MEHMET BEKAROĞLU (İstanbul) - Bitti mi Sayın Başkanım? Daha bir şey söylemedik ya Sayın Başkan.

BAŞKAN - Ama işte zaman çabuk geçiyor.

Son cümlelerinizi alayım.

MEHMET BEKAROĞLU (İstanbul) - Peki, nasıl olsa kanunlar gelecek, 18 maddede onar dakika konuşacağız.

Değerli arkadaşlarım, Özelleştirme İdaresiyle ilgili de birkaç şey söyleyeyim, bitireyim.

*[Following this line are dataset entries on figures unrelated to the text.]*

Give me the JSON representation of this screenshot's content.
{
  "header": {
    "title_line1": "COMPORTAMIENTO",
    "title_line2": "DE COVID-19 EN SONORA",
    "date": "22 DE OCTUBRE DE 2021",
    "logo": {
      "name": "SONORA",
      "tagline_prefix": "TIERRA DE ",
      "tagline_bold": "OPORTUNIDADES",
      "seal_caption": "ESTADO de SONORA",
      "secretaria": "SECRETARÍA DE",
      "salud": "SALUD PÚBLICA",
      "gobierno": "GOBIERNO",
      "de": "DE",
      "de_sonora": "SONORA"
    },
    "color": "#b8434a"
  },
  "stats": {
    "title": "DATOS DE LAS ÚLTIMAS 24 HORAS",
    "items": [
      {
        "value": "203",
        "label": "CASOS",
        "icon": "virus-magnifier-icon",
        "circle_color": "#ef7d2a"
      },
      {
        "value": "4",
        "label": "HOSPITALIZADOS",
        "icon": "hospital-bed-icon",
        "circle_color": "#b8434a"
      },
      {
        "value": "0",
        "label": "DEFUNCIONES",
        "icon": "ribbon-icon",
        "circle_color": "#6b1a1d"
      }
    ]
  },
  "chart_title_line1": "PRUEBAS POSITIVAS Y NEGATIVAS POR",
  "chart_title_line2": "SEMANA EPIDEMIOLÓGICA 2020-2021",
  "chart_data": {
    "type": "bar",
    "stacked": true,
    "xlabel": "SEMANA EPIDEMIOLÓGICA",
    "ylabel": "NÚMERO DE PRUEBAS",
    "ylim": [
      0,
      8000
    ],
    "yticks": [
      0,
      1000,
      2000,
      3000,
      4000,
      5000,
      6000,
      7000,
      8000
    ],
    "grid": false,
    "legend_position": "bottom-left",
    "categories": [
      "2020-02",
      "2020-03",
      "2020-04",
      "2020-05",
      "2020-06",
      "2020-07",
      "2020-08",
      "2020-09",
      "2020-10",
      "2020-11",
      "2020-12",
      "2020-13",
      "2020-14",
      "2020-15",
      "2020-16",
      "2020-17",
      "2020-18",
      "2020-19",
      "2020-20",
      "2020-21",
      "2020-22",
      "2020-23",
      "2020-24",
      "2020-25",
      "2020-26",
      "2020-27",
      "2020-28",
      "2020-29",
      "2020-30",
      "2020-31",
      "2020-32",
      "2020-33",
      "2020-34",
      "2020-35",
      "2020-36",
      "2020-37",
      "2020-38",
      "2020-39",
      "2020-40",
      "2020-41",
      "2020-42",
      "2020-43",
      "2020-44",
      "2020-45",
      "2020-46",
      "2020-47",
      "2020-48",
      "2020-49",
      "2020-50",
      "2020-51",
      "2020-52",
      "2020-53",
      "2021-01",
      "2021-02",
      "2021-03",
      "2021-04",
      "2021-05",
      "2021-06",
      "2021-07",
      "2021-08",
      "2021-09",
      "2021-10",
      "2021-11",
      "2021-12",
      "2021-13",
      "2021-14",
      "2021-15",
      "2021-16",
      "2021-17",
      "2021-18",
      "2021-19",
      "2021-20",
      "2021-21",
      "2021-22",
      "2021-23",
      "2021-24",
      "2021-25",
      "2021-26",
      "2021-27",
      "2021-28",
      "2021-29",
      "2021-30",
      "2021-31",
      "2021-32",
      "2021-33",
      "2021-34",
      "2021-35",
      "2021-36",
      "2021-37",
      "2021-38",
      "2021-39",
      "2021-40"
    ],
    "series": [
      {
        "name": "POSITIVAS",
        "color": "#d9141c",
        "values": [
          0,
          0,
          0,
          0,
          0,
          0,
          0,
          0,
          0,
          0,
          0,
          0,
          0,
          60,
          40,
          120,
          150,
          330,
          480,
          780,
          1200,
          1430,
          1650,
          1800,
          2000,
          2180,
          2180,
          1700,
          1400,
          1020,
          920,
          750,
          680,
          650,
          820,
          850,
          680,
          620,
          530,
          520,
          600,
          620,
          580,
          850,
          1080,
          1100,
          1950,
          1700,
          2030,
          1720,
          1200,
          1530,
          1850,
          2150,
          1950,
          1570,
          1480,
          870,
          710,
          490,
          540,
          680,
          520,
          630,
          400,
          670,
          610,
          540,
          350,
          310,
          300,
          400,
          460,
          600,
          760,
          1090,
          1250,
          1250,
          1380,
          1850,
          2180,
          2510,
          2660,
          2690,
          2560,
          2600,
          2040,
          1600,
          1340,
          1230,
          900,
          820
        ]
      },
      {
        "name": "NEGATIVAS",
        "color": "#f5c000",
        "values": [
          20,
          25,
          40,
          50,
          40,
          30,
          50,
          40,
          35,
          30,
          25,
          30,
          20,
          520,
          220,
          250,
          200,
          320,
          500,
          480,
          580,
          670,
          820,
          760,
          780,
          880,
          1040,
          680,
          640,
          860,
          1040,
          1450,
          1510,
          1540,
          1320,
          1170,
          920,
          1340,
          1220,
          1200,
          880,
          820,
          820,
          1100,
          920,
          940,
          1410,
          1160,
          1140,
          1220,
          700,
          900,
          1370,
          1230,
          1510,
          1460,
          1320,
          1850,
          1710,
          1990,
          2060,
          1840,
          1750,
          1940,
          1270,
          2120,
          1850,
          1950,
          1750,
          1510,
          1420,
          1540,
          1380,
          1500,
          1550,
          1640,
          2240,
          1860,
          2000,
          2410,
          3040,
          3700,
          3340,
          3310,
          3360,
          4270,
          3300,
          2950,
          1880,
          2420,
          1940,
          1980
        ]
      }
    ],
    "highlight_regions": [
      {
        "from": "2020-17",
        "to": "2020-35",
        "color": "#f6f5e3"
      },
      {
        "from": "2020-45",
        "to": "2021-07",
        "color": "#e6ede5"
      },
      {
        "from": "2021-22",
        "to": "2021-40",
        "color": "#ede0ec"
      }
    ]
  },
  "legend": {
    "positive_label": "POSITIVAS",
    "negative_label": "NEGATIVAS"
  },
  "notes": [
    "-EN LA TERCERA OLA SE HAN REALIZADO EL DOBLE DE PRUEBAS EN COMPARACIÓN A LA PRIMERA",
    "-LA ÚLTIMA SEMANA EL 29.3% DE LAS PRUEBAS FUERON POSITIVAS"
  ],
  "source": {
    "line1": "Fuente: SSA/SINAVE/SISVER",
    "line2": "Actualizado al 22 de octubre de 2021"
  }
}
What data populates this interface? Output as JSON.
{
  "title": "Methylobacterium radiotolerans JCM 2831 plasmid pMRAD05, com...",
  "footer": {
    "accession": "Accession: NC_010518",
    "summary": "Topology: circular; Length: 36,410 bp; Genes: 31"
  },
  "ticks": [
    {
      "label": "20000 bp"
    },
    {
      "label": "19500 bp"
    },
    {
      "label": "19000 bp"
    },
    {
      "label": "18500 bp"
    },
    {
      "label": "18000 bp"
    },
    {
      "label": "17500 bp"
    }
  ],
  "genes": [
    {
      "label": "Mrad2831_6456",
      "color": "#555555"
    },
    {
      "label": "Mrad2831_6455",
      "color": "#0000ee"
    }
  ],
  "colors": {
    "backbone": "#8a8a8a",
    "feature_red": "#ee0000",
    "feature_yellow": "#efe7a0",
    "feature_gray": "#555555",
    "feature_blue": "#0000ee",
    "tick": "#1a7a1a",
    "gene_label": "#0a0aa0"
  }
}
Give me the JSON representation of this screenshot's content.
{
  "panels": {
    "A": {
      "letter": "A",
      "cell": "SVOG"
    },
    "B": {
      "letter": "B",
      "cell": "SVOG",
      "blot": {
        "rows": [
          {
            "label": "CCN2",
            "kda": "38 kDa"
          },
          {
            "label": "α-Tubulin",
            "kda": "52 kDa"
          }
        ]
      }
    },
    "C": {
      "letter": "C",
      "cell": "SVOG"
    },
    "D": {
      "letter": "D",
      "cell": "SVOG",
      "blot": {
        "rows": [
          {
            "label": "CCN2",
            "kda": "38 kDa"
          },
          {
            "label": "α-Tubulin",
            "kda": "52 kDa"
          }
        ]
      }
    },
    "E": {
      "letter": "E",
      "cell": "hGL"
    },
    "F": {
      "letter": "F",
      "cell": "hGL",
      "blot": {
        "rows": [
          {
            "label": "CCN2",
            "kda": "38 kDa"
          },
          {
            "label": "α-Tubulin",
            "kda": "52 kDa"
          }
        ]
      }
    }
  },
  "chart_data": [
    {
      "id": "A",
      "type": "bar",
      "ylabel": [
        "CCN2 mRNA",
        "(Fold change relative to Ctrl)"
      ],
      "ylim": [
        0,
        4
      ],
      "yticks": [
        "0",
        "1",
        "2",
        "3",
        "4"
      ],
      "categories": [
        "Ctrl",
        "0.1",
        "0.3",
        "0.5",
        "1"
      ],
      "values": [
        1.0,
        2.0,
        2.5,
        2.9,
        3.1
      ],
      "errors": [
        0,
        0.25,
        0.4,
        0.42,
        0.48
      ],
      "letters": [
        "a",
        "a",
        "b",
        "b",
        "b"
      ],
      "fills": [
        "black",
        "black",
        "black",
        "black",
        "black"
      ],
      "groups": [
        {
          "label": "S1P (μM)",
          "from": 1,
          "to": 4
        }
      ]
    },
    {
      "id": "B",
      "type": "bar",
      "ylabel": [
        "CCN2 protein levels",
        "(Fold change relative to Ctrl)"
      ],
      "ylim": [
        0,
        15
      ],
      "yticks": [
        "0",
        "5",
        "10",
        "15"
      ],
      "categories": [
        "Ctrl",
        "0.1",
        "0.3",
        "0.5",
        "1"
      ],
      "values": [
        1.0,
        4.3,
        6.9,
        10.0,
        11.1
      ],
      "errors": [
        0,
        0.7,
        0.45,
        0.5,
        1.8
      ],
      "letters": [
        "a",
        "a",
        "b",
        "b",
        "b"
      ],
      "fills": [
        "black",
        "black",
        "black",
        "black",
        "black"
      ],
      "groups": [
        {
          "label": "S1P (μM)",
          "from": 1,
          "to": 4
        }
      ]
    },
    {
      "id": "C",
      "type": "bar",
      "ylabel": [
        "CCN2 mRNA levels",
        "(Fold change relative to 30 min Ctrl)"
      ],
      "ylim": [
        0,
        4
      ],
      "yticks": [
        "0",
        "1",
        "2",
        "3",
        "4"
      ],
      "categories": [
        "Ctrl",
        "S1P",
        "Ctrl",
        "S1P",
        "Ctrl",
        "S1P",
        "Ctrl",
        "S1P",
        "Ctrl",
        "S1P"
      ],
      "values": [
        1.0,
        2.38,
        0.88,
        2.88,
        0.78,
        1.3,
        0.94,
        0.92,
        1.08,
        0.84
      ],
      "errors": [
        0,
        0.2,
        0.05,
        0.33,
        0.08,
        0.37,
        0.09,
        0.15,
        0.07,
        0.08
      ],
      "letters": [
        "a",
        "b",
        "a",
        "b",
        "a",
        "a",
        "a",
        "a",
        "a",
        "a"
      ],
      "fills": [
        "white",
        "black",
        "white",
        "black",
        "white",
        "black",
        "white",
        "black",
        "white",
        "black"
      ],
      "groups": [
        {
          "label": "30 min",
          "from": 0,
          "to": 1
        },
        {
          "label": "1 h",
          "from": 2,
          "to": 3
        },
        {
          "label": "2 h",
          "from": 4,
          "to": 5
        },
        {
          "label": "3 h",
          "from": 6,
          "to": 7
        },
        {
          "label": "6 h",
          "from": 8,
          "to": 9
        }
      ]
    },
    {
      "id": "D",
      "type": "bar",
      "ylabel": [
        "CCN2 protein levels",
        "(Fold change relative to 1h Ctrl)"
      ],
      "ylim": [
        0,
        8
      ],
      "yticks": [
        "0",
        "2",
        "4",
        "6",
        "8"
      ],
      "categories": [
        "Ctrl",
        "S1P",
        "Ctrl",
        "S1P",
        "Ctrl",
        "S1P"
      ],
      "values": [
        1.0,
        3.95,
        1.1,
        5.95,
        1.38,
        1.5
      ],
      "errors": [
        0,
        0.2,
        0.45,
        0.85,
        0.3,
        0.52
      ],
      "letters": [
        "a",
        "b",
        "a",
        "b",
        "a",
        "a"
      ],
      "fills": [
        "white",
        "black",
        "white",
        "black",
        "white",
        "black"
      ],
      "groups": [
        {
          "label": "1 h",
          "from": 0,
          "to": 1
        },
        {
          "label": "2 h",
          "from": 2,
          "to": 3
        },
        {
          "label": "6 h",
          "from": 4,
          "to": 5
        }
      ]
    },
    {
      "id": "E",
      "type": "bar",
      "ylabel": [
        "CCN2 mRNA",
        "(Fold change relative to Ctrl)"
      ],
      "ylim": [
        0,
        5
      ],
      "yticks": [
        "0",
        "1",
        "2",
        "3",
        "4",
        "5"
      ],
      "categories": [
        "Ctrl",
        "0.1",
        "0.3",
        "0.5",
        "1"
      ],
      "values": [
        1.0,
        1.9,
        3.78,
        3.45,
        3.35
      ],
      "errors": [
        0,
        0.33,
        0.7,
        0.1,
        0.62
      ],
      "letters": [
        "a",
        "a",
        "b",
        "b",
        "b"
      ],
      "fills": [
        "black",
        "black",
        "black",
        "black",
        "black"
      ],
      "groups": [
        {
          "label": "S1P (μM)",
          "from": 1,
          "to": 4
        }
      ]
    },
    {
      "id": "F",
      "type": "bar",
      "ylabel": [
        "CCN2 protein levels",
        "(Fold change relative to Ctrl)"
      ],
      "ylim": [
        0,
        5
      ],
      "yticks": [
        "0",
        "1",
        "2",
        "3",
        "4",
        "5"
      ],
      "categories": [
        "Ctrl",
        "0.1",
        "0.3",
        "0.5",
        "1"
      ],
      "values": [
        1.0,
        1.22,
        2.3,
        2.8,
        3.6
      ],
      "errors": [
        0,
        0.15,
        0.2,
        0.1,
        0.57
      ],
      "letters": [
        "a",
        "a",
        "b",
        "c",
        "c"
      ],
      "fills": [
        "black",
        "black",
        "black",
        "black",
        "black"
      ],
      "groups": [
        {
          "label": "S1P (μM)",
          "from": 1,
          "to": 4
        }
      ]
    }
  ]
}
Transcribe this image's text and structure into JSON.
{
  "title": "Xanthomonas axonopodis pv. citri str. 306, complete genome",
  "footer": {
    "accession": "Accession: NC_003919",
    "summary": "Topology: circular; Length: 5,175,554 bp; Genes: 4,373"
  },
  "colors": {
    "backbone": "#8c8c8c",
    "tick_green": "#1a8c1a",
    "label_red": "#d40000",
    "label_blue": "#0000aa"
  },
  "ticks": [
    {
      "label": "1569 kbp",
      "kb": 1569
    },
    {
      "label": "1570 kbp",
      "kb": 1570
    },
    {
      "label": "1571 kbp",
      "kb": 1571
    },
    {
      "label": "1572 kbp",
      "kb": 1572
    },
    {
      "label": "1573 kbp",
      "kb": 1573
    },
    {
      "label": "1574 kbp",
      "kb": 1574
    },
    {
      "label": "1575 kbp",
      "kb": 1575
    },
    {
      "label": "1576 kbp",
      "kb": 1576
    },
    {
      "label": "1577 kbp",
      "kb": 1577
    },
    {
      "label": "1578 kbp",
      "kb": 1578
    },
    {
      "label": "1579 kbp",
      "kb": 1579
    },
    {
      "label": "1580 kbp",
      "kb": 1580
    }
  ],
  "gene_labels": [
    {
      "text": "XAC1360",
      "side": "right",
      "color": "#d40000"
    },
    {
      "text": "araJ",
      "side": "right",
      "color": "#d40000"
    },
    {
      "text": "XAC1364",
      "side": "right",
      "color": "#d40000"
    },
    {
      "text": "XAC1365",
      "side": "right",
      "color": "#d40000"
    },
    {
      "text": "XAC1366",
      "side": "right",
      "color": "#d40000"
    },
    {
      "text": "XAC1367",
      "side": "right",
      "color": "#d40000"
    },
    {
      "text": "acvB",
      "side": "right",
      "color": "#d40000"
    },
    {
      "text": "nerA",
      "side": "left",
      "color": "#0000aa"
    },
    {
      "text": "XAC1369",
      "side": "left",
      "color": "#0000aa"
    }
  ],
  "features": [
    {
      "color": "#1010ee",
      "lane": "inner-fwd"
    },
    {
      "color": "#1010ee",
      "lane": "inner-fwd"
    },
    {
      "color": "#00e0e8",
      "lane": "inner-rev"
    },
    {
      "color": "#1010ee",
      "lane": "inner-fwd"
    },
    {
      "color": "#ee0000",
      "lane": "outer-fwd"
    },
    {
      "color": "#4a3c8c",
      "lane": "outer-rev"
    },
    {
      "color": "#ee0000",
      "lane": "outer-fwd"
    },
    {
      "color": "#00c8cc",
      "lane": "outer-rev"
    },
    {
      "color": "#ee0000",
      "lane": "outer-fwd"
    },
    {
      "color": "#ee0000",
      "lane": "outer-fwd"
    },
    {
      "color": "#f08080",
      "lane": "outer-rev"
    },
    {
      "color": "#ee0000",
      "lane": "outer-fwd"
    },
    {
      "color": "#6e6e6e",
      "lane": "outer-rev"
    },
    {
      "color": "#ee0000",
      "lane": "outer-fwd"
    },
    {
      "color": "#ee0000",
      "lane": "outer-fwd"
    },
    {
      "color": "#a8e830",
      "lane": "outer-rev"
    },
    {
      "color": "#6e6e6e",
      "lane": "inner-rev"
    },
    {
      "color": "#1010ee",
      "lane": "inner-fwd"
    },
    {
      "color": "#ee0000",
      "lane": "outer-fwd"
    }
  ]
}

Özelleştirmede, geçen sene açıklanmıştı, 2003-2017 yılları arasında on dört yılda 60,9 milyar dolar, ben biraz daha fazla hesapladım, 70 milyar dolar civarında özelleştirme var. Borçlar var bir de Sayın Bakanım. İşte, kaç şu anda kamu-özel? Siz "Kamunun borcu yok, bir problem yok, Türkiye'de bir sıkıntı yok." diyorsunuz filan ama iş öyle değil. İşte, 460 milyar dolar civarında bir borç var. Topladığınız vergiler ne kadar? Bugünkü paralarla falan söylediğimiz zaman, dolara çevirdiğimiz zaman acayip bir kaynak kullanmışsınız, müthiş bir kaynak kullanmışsınız. İşler de yaptınız tabii, yollar mollar yaptınız, doğru ama müthiş bir kaynak da kullandınız yani. Bu paranın hesabını hiçbir bütçede, hiçbir yerde vermediniz. Bu yetmiyormuş gibi değerli arkadaşlarım, şimdi, yeni bir finans modeli buldunuz, bu konuyu da hiç tartışmadınız, hiçbir şekilde burada şeyinizi söylemediniz. Bu kamu-özel ortaklığıyla bugüne kadar... Sayın Bakan bir açıklama yapmış, doğru mudur, yanlış mıdır, bir arkadaşa yazmış: "Bunlar gizlidir, sırdır, bunları açıklayamayız." diyor. Bir de bu şekilde para topluyorlar. Yani ne demek bu biliyor musunuz arkadaşlar? Gelecek kuşaklardan, sizin torunlarınızdan para alınıyor. Bakın, geçmişi yedik yani beğenmediğiniz dönemlerde yapılan Sümerbankları filan bunların hepsini yedik. İşte, bugün borçlandık, korkunç bir şekilde ödüyoruz, borç bütçesi, bu da yetmiyor, gelecek kuşakların, otuz sene, kırk sene garantili... Bunları konuştuk, konuşmaya devam edeceğiz. Sayın Bakanım, ne sırrıdır bu? Nasıl bir şey olur ya? Milletin verdiği, gelecek kuşakların vereceği vergilerle ilgili bir sözleşme yapıyorsunuz, hastane yapıyorsunuz, ihtiyaç var mı, yok mu, bilemiyoruz.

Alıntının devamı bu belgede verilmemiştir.